# Shopvac Fire



## DIYtestdummy (Jan 16, 2008)

Some idiot set a shopvac on fire this evening. There was a bit on the router that still had a few turns left. I... I mean this guy was just cutting some speaker rings out of 3/4" plywood and vacuumed up the area as he worked. He was redesigning some Jeep doorpanels for my competition component speakers, since I didn't like the ones I just built out of fiberglass. He was almost through when he went to suck up the router dust. He was thinking to himself _"Gee, this hose gets really static-y. Perhaps it should be grounded better to avoid fires."_ He cut the piece he ended with - the bit was just too dull and gave some chip-out near the end of the cut._ "Well, that's it - time to get a new bit." _He went to clean up the dust and quit for the day, and that's when it happened...the smoke bellowed out of the vacuum like a riceburner with a blown engine.

I turned the power off and took the vac outside the shop. There was smoke so thick I couldn't see. The filter was smoldering and the motor was fueling the fire. So in addition to new, sharp cutting bits, "somebody" has to buy a new filter too. The shopvac lived and the filter got drowned in a bucket of water.

:yes:

What did we learn?

Don't use dull tools.

Make sure your dust piles aren't harboring any live embers.
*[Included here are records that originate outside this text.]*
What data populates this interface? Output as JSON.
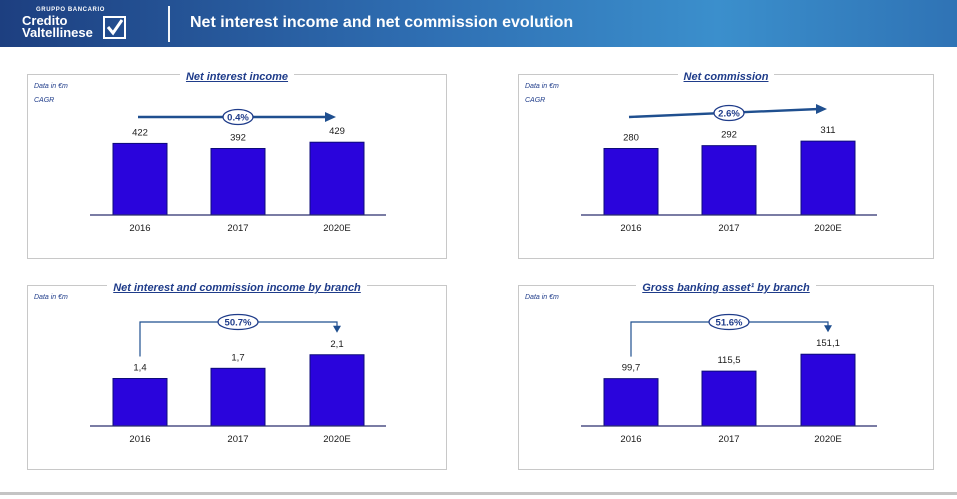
{
  "header": {
    "logo_top": "GRUPPO BANCARIO",
    "logo_line1": "Credito",
    "logo_line2": "Valtellinese",
    "title": "Net interest income and net commission evolution"
  },
  "colors": {
    "bar": "#2a04dc",
    "accent": "#1f3c8a",
    "header": "#2f6fb3"
  },
  "panels": [
    {
      "title": "Net interest income",
      "note1": "Data in €m",
      "note2": "CAGR",
      "cagr": "0.4%",
      "arrow_style": "straight"
    },
    {
      "title": "Net commission",
      "note1": "Data in €m",
      "note2": "CAGR",
      "cagr": "2.6%",
      "arrow_style": "straight"
    },
    {
      "title": "Net interest and commission income by branch",
      "note1": "Data in €m",
      "note2": "",
      "cagr": "50.7%",
      "arrow_style": "bracket"
    },
    {
      "title": "Gross banking asset¹ by branch",
      "note1": "Data in €m",
      "note2": "",
      "cagr": "51.6%",
      "arrow_style": "bracket"
    }
  ],
  "chart_data": [
    {
      "type": "bar",
      "title": "Net interest income",
      "categories": [
        "2016",
        "2017",
        "2020E"
      ],
      "values": [
        422,
        392,
        429
      ],
      "labels": [
        "422",
        "392",
        "429"
      ],
      "ylim": [
        0,
        560
      ]
    },
    {
      "type": "bar",
      "title": "Net commission",
      "categories": [
        "2016",
        "2017",
        "2020E"
      ],
      "values": [
        280,
        292,
        311
      ],
      "labels": [
        "280",
        "292",
        "311"
      ],
      "ylim": [
        0,
        400
      ]
    },
    {
      "type": "bar",
      "title": "Net interest and commission income by branch",
      "categories": [
        "2016",
        "2017",
        "2020E"
      ],
      "values": [
        1.4,
        1.7,
        2.1
      ],
      "labels": [
        "1,4",
        "1,7",
        "2,1"
      ],
      "ylim": [
        0,
        2.8
      ]
    },
    {
      "type": "bar",
      "title": "Gross banking asset¹ by branch",
      "categories": [
        "2016",
        "2017",
        "2020E"
      ],
      "values": [
        99.7,
        115.5,
        151.1
      ],
      "labels": [
        "99,7",
        "115,5",
        "151,1"
      ],
      "ylim": [
        0,
        200
      ]
    }
  ]
}
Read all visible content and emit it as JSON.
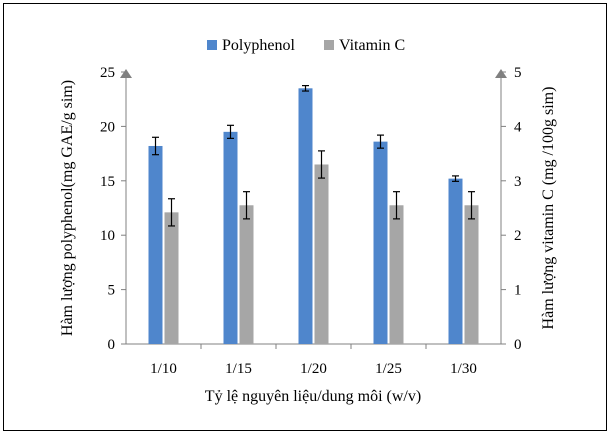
{
  "chart_data": {
    "type": "bar",
    "categories": [
      "1/10",
      "1/15",
      "1/20",
      "1/25",
      "1/30"
    ],
    "series": [
      {
        "name": "Polyphenol",
        "axis": "left",
        "color": "#4f86cc",
        "values": [
          18.2,
          19.5,
          23.5,
          18.6,
          15.2
        ],
        "errors": [
          0.8,
          0.6,
          0.25,
          0.6,
          0.25
        ]
      },
      {
        "name": "Vitamin C",
        "axis": "right",
        "color": "#a6a6a6",
        "values": [
          2.42,
          2.55,
          3.3,
          2.55,
          2.55
        ],
        "errors": [
          0.25,
          0.25,
          0.25,
          0.25,
          0.25
        ]
      }
    ],
    "xlabel": "Tỷ lệ nguyên liệu/dung môi  (w/v)",
    "ylabel_left": "Hàm lượng polyphenol(mg GAE/g sim)",
    "ylabel_right": "Hàm lượng vitamin C (mg /100g sim)",
    "ylim_left": [
      0,
      25
    ],
    "yticks_left": [
      "0",
      "5",
      "10",
      "15",
      "20",
      "25"
    ],
    "ylim_right": [
      0,
      5
    ],
    "yticks_right": [
      "0",
      "1",
      "2",
      "3",
      "4",
      "5"
    ],
    "legend_position": "top-center",
    "grid": false,
    "colors": {
      "frame": "#000000",
      "axis": "#808080",
      "arrow": "#808080",
      "error_bar": "#000000"
    }
  }
}
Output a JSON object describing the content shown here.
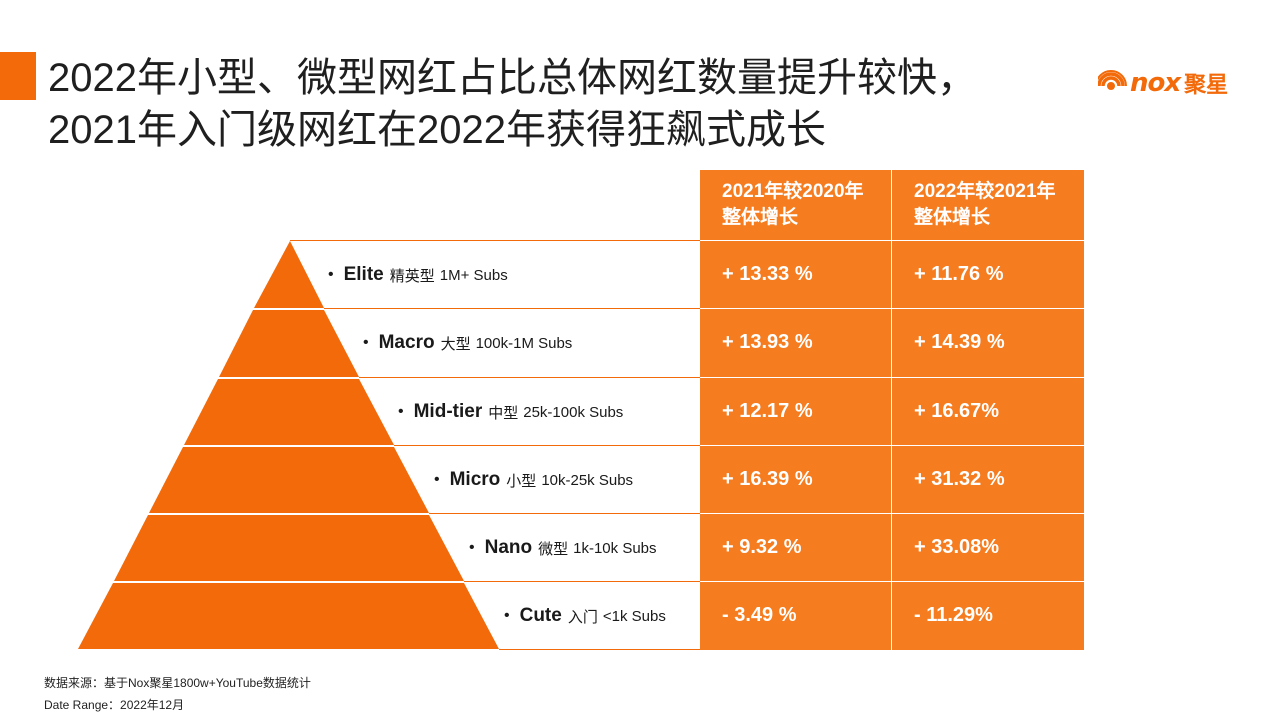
{
  "title": {
    "line1": "2022年小型、微型网红占比总体网红数量提升较快，",
    "line2": "2021年入门级网红在2022年获得狂飙式成长"
  },
  "logo": {
    "text": "nox",
    "cn": "聚星",
    "icon": "wifi-signal-icon"
  },
  "table": {
    "headers": [
      {
        "line1": "2021年较2020年",
        "line2": "整体增长"
      },
      {
        "line1": "2022年较2021年",
        "line2": "整体增长"
      }
    ],
    "rows": [
      {
        "en": "Elite",
        "cn": "精英型",
        "subs": "1M+ Subs",
        "v2021": "+ 13.33 %",
        "v2022": "+ 11.76 %"
      },
      {
        "en": "Macro",
        "cn": "大型",
        "subs": "100k-1M Subs",
        "v2021": "+ 13.93 %",
        "v2022": "+ 14.39 %"
      },
      {
        "en": "Mid-tier",
        "cn": "中型",
        "subs": "25k-100k Subs",
        "v2021": "+ 12.17 %",
        "v2022": "+ 16.67%"
      },
      {
        "en": "Micro",
        "cn": "小型",
        "subs": "10k-25k Subs",
        "v2021": "+ 16.39 %",
        "v2022": "+ 31.32 %"
      },
      {
        "en": "Nano",
        "cn": "微型",
        "subs": "1k-10k Subs",
        "v2021": "+ 9.32 %",
        "v2022": "+ 33.08%"
      },
      {
        "en": "Cute",
        "cn": "入门",
        "subs": "<1k Subs",
        "v2021": "- 3.49 %",
        "v2022": "- 11.29%"
      }
    ]
  },
  "footer": {
    "source": "数据来源：基于Nox聚星1800w+YouTube数据统计",
    "range": "Date Range：2022年12月"
  },
  "colors": {
    "accent": "#f26a0a",
    "table_fill": "#f57c1f",
    "pyramid": "#f26a0a"
  }
}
Always keep your shop clean and vacuum up burning embers so that you don't leave and have the shop and/or house burn down. :no:

Don't let this dummy work too hard at home after he's had a long day at work!


----------



## Mr Chips (Mar 23, 2008)

My neighbor has a wood burning fire place that they rarely use. They lit a fire on friday night and on sunday afternoon the husband uses the shop vac to clean the ash. Vac gets put in garage, they wake up to firemen pounding on the door early monday morning as half the garage burned up. Luckily another neighbor was taking his dog out for a late night walk, saw the flames, called 911. Fire Dept was on the scene before the smoke alarms ever went off.

Nobody hurt ( thank god), now most everybody in my neighborhood (including me) now has smoke detectors in our garages


----------